ABD0073_20231009 – BRENNER – ITALIEN: Italiens Verkehrsminister Matteo Salvini (Lega) am Montag 09. Oktober 2023 bei einem Medientermin zum Thema Transit bei der RaststŠtte Lanz am Brenner. – FOTO: APA/EXPA/JOHANN GRODER
APA/EXPA/JOHANN GRODER
Italiens Verkehrsminister Matteo Salvini sind die Tiroler Anti-Transit-Maßnahmen schon länger ein Dorn im Auge

In der drohenden Klage Italiens beim EuGH sieht der FPÖ-Landesparteiobmann aber auch „eine Chance, dass das Grundrecht auf Gesundheit innerhalb der EU gestärkt werden könnte“. Experten und Juristen könnten dieses nun auf eine Ebene mit dem freien Warenverkehr stellen. Schließlich könne die EU zeigen, „ob ihr die Gesundheit der Europäer wichtiger ist, als der Profit mancher Lobbyisten, oder eben nicht“, meinte Abwerzger.

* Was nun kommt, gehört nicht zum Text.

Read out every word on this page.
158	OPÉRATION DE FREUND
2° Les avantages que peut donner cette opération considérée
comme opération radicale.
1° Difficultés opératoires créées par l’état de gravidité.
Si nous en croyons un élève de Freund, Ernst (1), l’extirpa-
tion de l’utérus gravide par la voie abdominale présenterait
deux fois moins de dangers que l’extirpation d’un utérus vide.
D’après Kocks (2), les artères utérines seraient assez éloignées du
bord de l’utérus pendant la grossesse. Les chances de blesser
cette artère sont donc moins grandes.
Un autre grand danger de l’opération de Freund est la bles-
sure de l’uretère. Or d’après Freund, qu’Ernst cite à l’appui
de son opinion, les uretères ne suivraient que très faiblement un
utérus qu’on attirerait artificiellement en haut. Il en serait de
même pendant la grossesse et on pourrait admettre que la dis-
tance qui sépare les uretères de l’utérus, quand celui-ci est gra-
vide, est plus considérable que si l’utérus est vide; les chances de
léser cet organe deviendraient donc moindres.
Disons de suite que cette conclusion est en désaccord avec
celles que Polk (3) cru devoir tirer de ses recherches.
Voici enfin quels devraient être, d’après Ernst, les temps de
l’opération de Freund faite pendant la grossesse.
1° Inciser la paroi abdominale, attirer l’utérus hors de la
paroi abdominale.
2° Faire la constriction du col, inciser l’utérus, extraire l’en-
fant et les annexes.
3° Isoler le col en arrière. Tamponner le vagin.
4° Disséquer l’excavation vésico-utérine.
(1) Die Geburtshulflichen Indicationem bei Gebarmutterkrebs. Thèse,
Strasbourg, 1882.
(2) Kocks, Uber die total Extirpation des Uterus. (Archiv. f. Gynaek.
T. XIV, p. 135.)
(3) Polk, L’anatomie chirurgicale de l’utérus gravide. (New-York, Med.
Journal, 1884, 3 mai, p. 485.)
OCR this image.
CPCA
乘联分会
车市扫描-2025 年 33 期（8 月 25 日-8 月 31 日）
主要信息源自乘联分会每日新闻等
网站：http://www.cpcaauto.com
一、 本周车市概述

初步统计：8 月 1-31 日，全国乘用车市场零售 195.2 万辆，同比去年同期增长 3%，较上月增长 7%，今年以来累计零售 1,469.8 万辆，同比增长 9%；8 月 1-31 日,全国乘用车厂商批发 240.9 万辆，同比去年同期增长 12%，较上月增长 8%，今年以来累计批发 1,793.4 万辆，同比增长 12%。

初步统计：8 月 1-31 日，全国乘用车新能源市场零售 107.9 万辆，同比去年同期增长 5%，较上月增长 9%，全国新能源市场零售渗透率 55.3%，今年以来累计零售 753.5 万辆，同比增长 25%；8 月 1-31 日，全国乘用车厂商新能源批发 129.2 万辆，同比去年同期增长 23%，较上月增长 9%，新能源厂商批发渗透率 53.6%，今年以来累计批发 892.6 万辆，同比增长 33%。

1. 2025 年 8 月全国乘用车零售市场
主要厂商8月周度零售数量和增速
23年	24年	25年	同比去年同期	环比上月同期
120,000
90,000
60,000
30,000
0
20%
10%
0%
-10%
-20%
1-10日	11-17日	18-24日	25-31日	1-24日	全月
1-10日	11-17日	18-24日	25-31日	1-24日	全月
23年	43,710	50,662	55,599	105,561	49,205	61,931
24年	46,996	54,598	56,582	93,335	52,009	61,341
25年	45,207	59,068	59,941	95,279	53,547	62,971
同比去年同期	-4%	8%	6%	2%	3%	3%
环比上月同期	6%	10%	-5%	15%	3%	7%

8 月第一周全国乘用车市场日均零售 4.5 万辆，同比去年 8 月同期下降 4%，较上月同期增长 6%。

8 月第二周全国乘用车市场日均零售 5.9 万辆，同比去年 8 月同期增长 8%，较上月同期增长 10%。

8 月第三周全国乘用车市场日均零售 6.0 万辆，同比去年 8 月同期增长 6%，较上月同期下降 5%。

Deutlich wurde auch Liste Fritz-Obfrau Andrea Haselwanter-Schneider: „Tirol wird trotz dieser Drohgebärde seitens der italienischen Regierung keine weichen Knie bekommen und deshalb auch keinen Millimeter weichen. Diese Klage ist ein Schlag ins Gesicht der transitgeplagten Bevölkerung nördlich und südlich des Brenners und eine schmerzliche Offenbarung, wie wenig Verbündete im Kampf gegen den überbordenden Transitverkehr die Tiroler Landesregierung wie auch die österreichische Bundesregierung hat.“

Gurgiser: „Klage fehlt Rechtsgrundlage“

Laut dem Verkehrsexperten und Obmann des Transitforums Austria-Tirol Fritz Gurgiser fehle der Klage überhaupt die Rechtsgrundlage. „Denn die Grenzwerte zum Schutz der menschlichen Gesundheit von NO2 (Stickstoffdioxid, Anm.) sind nach wie nicht unterschritten, lediglich der ‚Toleranzwert‘ erreicht“, sagte Gurgiser in einem Schreiben an die Landeshauptmänner von Tirol und Südtirol.

Darüber hinaus sieht Gurgiser die Gesundheit der Menschen durch das Europarecht geschützt. Das Prinzip des „freien Warenverkehrs“ werde durch die Tiroler Maßnahmen nicht angetastet. „Es geht immer um den Schutz der privaten und betrieblichen Anrainerschaft, die keine Alternativen wie das internationale Transport-, Logistik- und Speditionsgewerbe mit einer Reihe von Alpenübergängen auf Schiene und Straße haben“, so der Transitforum-Obmann.